I’ll see you with Little Boy.

Regards, PT.

Sostuve el papel en mi mano temblorosa y lo leí una y otra vez. Miré hacia la puerta de entrada esperando verlo, pero no apareció. ¿A quién se refería con Little Boy? Su mano con las carnes al rojo vivo mientras se despedía volvió una vez más a mi cabeza. Miré a Tamane, que me observaba expectante y temerosa, y volví una vez más al papel, confundida. En la radio sonó nuevamente la introducción a un comunicado; algo sobre los radares y los aviones, que no atendí muy bien. ¿Quién era Little Boy?

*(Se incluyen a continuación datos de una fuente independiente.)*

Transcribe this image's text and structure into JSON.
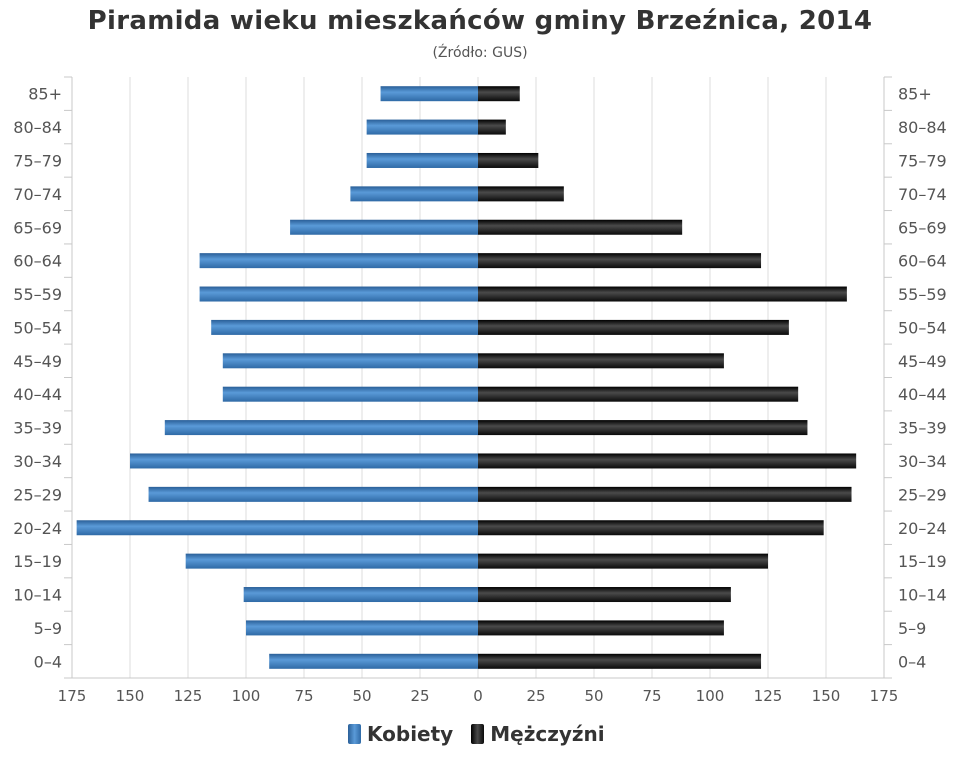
{
  "chart_data": {
    "type": "bar",
    "orientation": "horizontal-population-pyramid",
    "title": "Piramida wieku mieszkańców gminy Brzeźnica, 2014",
    "subtitle": "(Źródło: GUS)",
    "categories": [
      "85+",
      "80-84",
      "75-79",
      "70-74",
      "65-69",
      "60-64",
      "55-59",
      "50-54",
      "45-49",
      "40-44",
      "35-39",
      "30-34",
      "25-29",
      "20-24",
      "15-19",
      "10-14",
      "5-9",
      "0-4"
    ],
    "category_labels": [
      "85+",
      "80–84",
      "75–79",
      "70–74",
      "65–69",
      "60–64",
      "55–59",
      "50–54",
      "45–49",
      "40–44",
      "35–39",
      "30–34",
      "25–29",
      "20–24",
      "15–19",
      "10–14",
      "5–9",
      "0–4"
    ],
    "series": [
      {
        "name": "Kobiety",
        "color": "#3a78b7",
        "side": "left",
        "values": [
          42,
          48,
          48,
          55,
          81,
          120,
          120,
          115,
          110,
          110,
          135,
          150,
          142,
          173,
          126,
          101,
          100,
          90
        ]
      },
      {
        "name": "Mężczyźni",
        "color": "#111111",
        "side": "right",
        "values": [
          18,
          12,
          26,
          37,
          88,
          122,
          159,
          134,
          106,
          138,
          142,
          163,
          161,
          149,
          125,
          109,
          106,
          122
        ]
      }
    ],
    "xlim": [
      -175,
      175
    ],
    "xticks": [
      175,
      150,
      125,
      100,
      75,
      50,
      25,
      0,
      25,
      50,
      75,
      100,
      125,
      150,
      175
    ],
    "grid": true,
    "legend_position": "bottom-center"
  }
}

—Ayumi… —dijo Tamane, con un hilo de voz. Estaba pálida, como si fuese a vomitar de un momento a otro. Mi primer pensamiento fue buscarle una palangana, pero con un gesto y el dedo en alto me indicó que pusiera atención al entorno.

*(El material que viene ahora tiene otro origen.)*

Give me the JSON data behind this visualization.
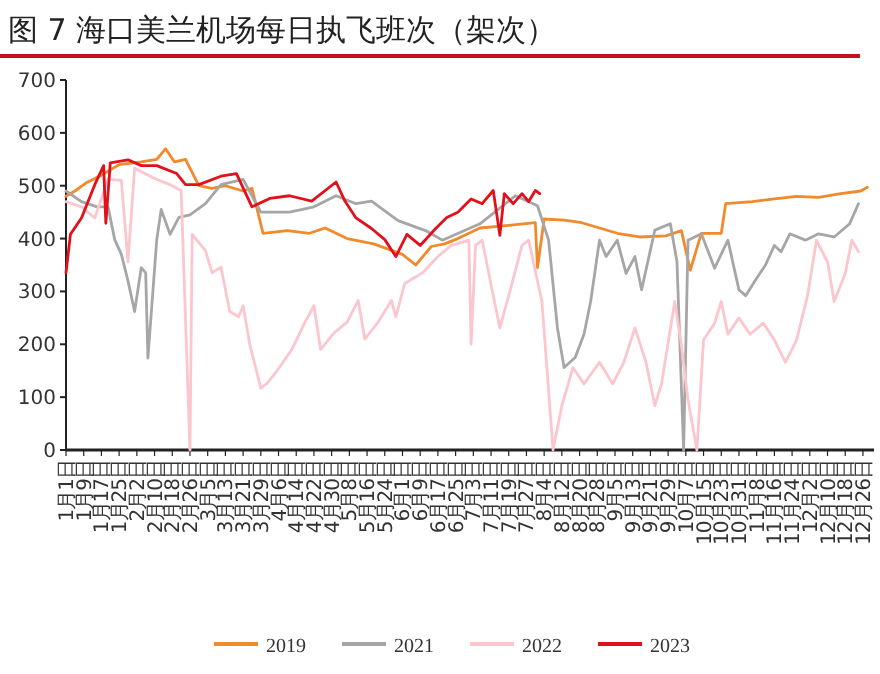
{
  "chart_data": {
    "type": "line",
    "title": "图 7 海口美兰机场每日执飞班次（架次）",
    "legend": "bottom",
    "grid": false,
    "marker": "none",
    "line_style": "solid",
    "ylim": [
      0,
      700
    ],
    "yticks": [
      0,
      100,
      200,
      300,
      400,
      500,
      600,
      700
    ],
    "xlim": [
      "--01-01",
      "--12-31"
    ],
    "xticks": [
      {
        "value": "--01-01",
        "label": "1月1日"
      },
      {
        "value": "--01-09",
        "label": "1月9日"
      },
      {
        "value": "--01-17",
        "label": "1月17日"
      },
      {
        "value": "--01-25",
        "label": "1月25日"
      },
      {
        "value": "--02-02",
        "label": "2月2日"
      },
      {
        "value": "--02-10",
        "label": "2月10日"
      },
      {
        "value": "--02-18",
        "label": "2月18日"
      },
      {
        "value": "--02-26",
        "label": "2月26日"
      },
      {
        "value": "--03-05",
        "label": "3月5日"
      },
      {
        "value": "--03-13",
        "label": "3月13日"
      },
      {
        "value": "--03-21",
        "label": "3月21日"
      },
      {
        "value": "--03-29",
        "label": "3月29日"
      },
      {
        "value": "--04-06",
        "label": "4月6日"
      },
      {
        "value": "--04-14",
        "label": "4月14日"
      },
      {
        "value": "--04-22",
        "label": "4月22日"
      },
      {
        "value": "--04-30",
        "label": "4月30日"
      },
      {
        "value": "--05-08",
        "label": "5月8日"
      },
      {
        "value": "--05-16",
        "label": "5月16日"
      },
      {
        "value": "--05-24",
        "label": "5月24日"
      },
      {
        "value": "--06-01",
        "label": "6月1日"
      },
      {
        "value": "--06-09",
        "label": "6月9日"
      },
      {
        "value": "--06-17",
        "label": "6月17日"
      },
      {
        "value": "--06-25",
        "label": "6月25日"
      },
      {
        "value": "--07-03",
        "label": "7月3日"
      },
      {
        "value": "--07-11",
        "label": "7月11日"
      },
      {
        "value": "--07-19",
        "label": "7月19日"
      },
      {
        "value": "--07-27",
        "label": "7月27日"
      },
      {
        "value": "--08-04",
        "label": "8月4日"
      },
      {
        "value": "--08-12",
        "label": "8月12日"
      },
      {
        "value": "--08-20",
        "label": "8月20日"
      },
      {
        "value": "--08-28",
        "label": "8月28日"
      },
      {
        "value": "--09-05",
        "label": "9月5日"
      },
      {
        "value": "--09-13",
        "label": "9月13日"
      },
      {
        "value": "--09-21",
        "label": "9月21日"
      },
      {
        "value": "--09-29",
        "label": "9月29日"
      },
      {
        "value": "--10-07",
        "label": "10月7日"
      },
      {
        "value": "--10-15",
        "label": "10月15日"
      },
      {
        "value": "--10-23",
        "label": "10月23日"
      },
      {
        "value": "--10-31",
        "label": "10月31日"
      },
      {
        "value": "--11-08",
        "label": "11月8日"
      },
      {
        "value": "--11-16",
        "label": "11月16日"
      },
      {
        "value": "--11-24",
        "label": "11月24日"
      },
      {
        "value": "--12-02",
        "label": "12月2日"
      },
      {
        "value": "--12-10",
        "label": "12月10日"
      },
      {
        "value": "--12-18",
        "label": "12月18日"
      },
      {
        "value": "--12-26",
        "label": "12月26日"
      }
    ],
    "series": [
      {
        "name": "2019",
        "color": "#f08a2c",
        "x": [
          "--01-01",
          "--01-05",
          "--01-10",
          "--01-17",
          "--01-25",
          "--02-04",
          "--02-11",
          "--02-15",
          "--02-19",
          "--02-24",
          "--03-01",
          "--03-07",
          "--03-13",
          "--03-21",
          "--03-25",
          "--03-30",
          "--04-10",
          "--04-20",
          "--04-27",
          "--05-07",
          "--05-19",
          "--06-01",
          "--06-07",
          "--06-14",
          "--06-20",
          "--06-26",
          "--07-06",
          "--07-19",
          "--07-31",
          "--08-01",
          "--08-04",
          "--08-13",
          "--08-21",
          "--09-06",
          "--09-16",
          "--09-28",
          "--10-05",
          "--10-09",
          "--10-14",
          "--10-23",
          "--10-25",
          "--11-06",
          "--11-16",
          "--11-26",
          "--12-06",
          "--12-16",
          "--12-25",
          "--12-28"
        ],
        "values": [
          480,
          490,
          505,
          520,
          540,
          545,
          550,
          570,
          545,
          550,
          500,
          495,
          500,
          490,
          495,
          410,
          415,
          410,
          420,
          400,
          390,
          370,
          350,
          385,
          390,
          400,
          420,
          425,
          430,
          345,
          437,
          435,
          430,
          410,
          403,
          405,
          415,
          340,
          410,
          410,
          466,
          470,
          475,
          480,
          478,
          485,
          490,
          497
        ]
      },
      {
        "name": "2021",
        "color": "#a6a6a6",
        "x": [
          "--01-01",
          "--01-08",
          "--01-15",
          "--01-20",
          "--01-23",
          "--01-26",
          "--01-29",
          "--02-01",
          "--02-04",
          "--02-06",
          "--02-07",
          "--02-11",
          "--02-13",
          "--02-17",
          "--02-21",
          "--02-26",
          "--03-04",
          "--03-11",
          "--03-21",
          "--03-29",
          "--04-11",
          "--04-22",
          "--05-02",
          "--05-11",
          "--05-18",
          "--05-30",
          "--06-12",
          "--06-19",
          "--07-06",
          "--07-22",
          "--08-01",
          "--08-06",
          "--08-10",
          "--08-13",
          "--08-18",
          "--08-22",
          "--08-25",
          "--08-29",
          "--09-01",
          "--09-06",
          "--09-10",
          "--09-14",
          "--09-17",
          "--09-23",
          "--09-30",
          "--10-03",
          "--10-06",
          "--10-08",
          "--10-14",
          "--10-20",
          "--10-26",
          "--10-31",
          "--11-03",
          "--11-08",
          "--11-12",
          "--11-16",
          "--11-19",
          "--11-23",
          "--11-30",
          "--12-06",
          "--12-13",
          "--12-20",
          "--12-24"
        ],
        "values": [
          490,
          470,
          460,
          460,
          398,
          370,
          320,
          262,
          345,
          335,
          174,
          398,
          455,
          408,
          440,
          445,
          466,
          502,
          512,
          450,
          450,
          460,
          481,
          466,
          471,
          434,
          414,
          397,
          428,
          481,
          462,
          397,
          231,
          156,
          175,
          219,
          281,
          397,
          366,
          397,
          334,
          366,
          303,
          416,
          428,
          356,
          0,
          397,
          409,
          344,
          397,
          303,
          292,
          325,
          350,
          387,
          375,
          409,
          397,
          409,
          403,
          428,
          466
        ]
      },
      {
        "name": "2022",
        "color": "#fbc6ce",
        "x": [
          "--01-01",
          "--01-08",
          "--01-14",
          "--01-20",
          "--01-26",
          "--01-29",
          "--02-01",
          "--02-11",
          "--02-17",
          "--02-22",
          "--02-26",
          "--02-27",
          "--03-04",
          "--03-07",
          "--03-11",
          "--03-15",
          "--03-19",
          "--03-21",
          "--03-24",
          "--03-29",
          "--04-01",
          "--04-05",
          "--04-12",
          "--04-18",
          "--04-22",
          "--04-25",
          "--05-01",
          "--05-07",
          "--05-12",
          "--05-15",
          "--05-21",
          "--05-27",
          "--05-29",
          "--06-02",
          "--06-10",
          "--06-17",
          "--06-23",
          "--07-01",
          "--07-02",
          "--07-04",
          "--07-07",
          "--07-12",
          "--07-15",
          "--07-19",
          "--07-25",
          "--07-28",
          "--08-03",
          "--08-08",
          "--08-12",
          "--08-17",
          "--08-22",
          "--08-29",
          "--09-04",
          "--09-09",
          "--09-14",
          "--09-19",
          "--09-23",
          "--09-26",
          "--10-02",
          "--10-05",
          "--10-08",
          "--10-12",
          "--10-15",
          "--10-20",
          "--10-23",
          "--10-26",
          "--10-31",
          "--11-05",
          "--11-11",
          "--11-16",
          "--11-21",
          "--11-26",
          "--12-01",
          "--12-05",
          "--12-10",
          "--12-13",
          "--12-18",
          "--12-21",
          "--12-24"
        ],
        "values": [
          470,
          460,
          439,
          512,
          510,
          356,
          533,
          512,
          502,
          491,
          0,
          408,
          377,
          335,
          346,
          262,
          252,
          273,
          200,
          117,
          127,
          148,
          190,
          242,
          273,
          190,
          221,
          242,
          283,
          210,
          242,
          283,
          252,
          315,
          335,
          366,
          387,
          397,
          200,
          387,
          397,
          292,
          231,
          292,
          387,
          397,
          281,
          0,
          84,
          156,
          125,
          166,
          125,
          166,
          231,
          166,
          84,
          125,
          281,
          198,
          94,
          0,
          208,
          240,
          281,
          219,
          250,
          219,
          240,
          208,
          166,
          208,
          292,
          397,
          356,
          281,
          334,
          397,
          375
        ]
      },
      {
        "name": "2023",
        "color": "#e3101b",
        "x": [
          "--01-01",
          "--01-03",
          "--01-08",
          "--01-14",
          "--01-18",
          "--01-19",
          "--01-21",
          "--01-29",
          "--02-04",
          "--02-11",
          "--02-20",
          "--02-24",
          "--03-01",
          "--03-11",
          "--03-18",
          "--03-25",
          "--04-02",
          "--04-11",
          "--04-21",
          "--05-02",
          "--05-06",
          "--05-11",
          "--05-18",
          "--05-24",
          "--05-29",
          "--06-03",
          "--06-09",
          "--06-16",
          "--06-21",
          "--06-26",
          "--07-02",
          "--07-07",
          "--07-12",
          "--07-15",
          "--07-17",
          "--07-21",
          "--07-25",
          "--07-28",
          "--07-31",
          "--08-02"
        ],
        "values": [
          335,
          408,
          439,
          502,
          538,
          429,
          543,
          549,
          538,
          538,
          523,
          502,
          502,
          518,
          523,
          460,
          476,
          481,
          471,
          507,
          471,
          439,
          419,
          398,
          366,
          408,
          387,
          419,
          440,
          450,
          475,
          466,
          491,
          406,
          485,
          466,
          485,
          470,
          491,
          485
        ]
      }
    ]
  }
}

Escuché pasos apresurados bajando la escalera, el ajetreo de los pisos superiores y el tic-tac del reloj marcando las 8:13; en la calle, uno que otro automóvil, el eco lejano del ladrido de un perro y el último canto de las aves de la mañana. Y en medio de esta cacofonía, abriéndose paso entre todos los demás sonidos, oí un murmullo distante. Tamane lo escuchó también, y su rostro se transfiguró en pánico a medida que, acercándose inexorablemente, el rumor se convertía en el sonido inconfundible del motor de unos aviones.

IV

Eran pasadas las 8 de la mañana cuando, a lo lejos, divisé la ciudad. Seguí el río Ota hasta llegar al delta cercano al cual se encontraba la clínica quirúrgica en la que trabajaba Ayumi, que apareció como un punto gris claro macizo que, si se le prestaba atención, lograba destacarse entre las demás construcciones. Reduje un poco la velocidad y descendí la nave hasta la altura apropiada.

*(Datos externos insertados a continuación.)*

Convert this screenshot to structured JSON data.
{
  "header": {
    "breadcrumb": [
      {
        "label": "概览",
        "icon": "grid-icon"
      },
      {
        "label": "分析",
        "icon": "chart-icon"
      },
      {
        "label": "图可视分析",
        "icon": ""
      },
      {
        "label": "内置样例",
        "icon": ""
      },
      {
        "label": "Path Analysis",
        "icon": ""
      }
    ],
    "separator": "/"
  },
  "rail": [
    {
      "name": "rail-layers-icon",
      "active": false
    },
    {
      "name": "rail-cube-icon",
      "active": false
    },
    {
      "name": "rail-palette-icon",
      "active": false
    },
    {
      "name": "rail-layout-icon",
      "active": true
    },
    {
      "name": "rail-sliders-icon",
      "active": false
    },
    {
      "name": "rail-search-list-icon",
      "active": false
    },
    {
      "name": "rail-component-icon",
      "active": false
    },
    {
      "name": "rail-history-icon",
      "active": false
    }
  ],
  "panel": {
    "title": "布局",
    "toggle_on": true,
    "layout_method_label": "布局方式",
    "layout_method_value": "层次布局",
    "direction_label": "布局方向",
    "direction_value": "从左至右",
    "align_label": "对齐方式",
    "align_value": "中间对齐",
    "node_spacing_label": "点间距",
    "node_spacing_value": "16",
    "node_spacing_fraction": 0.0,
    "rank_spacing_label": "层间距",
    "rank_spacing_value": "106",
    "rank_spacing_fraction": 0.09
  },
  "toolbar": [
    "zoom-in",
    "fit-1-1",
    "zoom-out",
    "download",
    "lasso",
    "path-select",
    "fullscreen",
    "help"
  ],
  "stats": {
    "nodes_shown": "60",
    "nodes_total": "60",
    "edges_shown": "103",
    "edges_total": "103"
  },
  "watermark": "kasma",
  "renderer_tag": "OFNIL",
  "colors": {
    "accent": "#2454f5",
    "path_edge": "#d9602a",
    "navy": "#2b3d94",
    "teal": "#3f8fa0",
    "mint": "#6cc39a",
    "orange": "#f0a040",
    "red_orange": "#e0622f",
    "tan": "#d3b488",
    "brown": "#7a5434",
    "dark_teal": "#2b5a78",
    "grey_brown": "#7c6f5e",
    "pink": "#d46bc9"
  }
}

—¡Cuando yo te diga, Robert! ¡Presiónalo cuando yo te lo diga!

—Ya puedo ver el puente Aioi, coronel. En un par de segundos…

—¡Cuando yo te lo diga!

Giré un poco a la izquierda y me posicioné en línea recta hacia el oriente, para pasar exactamente sobre la clínica. Las otras dos naves venían detrás. Descendí un poco más y, sin perder de vista mi objetivo, comencé a contar. «Diez… nueve… ocho… siete… seis… cinco… cuatro… tres… dos… uno…»

—¡Ahora!

Con un chasquido metálico la bomba se liberó. El avión se sacudió en un vaivén y, mucho más ligero ahora, ganamos altura y velocidad de inmediato, lo que me transmitió una sensación de alivio indescriptible. Puse las hélices a máxima potencia y emprendí la huida. A medida que Little Boy aceleraba en su caída, un agudo silbido comenzó a surcar los aires como un grito de amenaza, cada vez más fuerte como si fuese imposible escapar de él. Por primera vez sentí miedo. Creí que la nave sería incapaz de ponernos a salvo, y cuando me disponía a voltearme a chequear la distancia a la que nos encontrábamos del objetivo, el cielo se encendió en una luz cegadora. Debí cubrir mi rostro con ambos brazos y, un momento más tarde, un estruendo ensordecedor remeció la nave, agitando cada partícula de mi cuerpo.

Cuando por fin pude abrir los ojos, vi que el cielo era rojo como el infierno y oí el crepitar de mil incendios.

—¡Dios mío! ¿¡Qué hemos hecho!? —escuché gritar a Robert.

hiroshima

Me aferré a los mandos de vuelo, ignorando el brillo rojo de mis cicatrices, y dirigí el avión con premura hacia los últimos resquicios de azul, procurando que las lágrimas no interfirieran mi visión.

*Paolo Pesce es estudiante de Cine, de primer año. “El canto de los pájaros de acero” fue elaborado como examen de la asignatura Taller de Creación Escrita, impartido el primer semestre de 2016 por la profesora Ana Castillo. La propuesta de la evaluación consistió en la creación de un relato a partir de un hecho histórico mundial.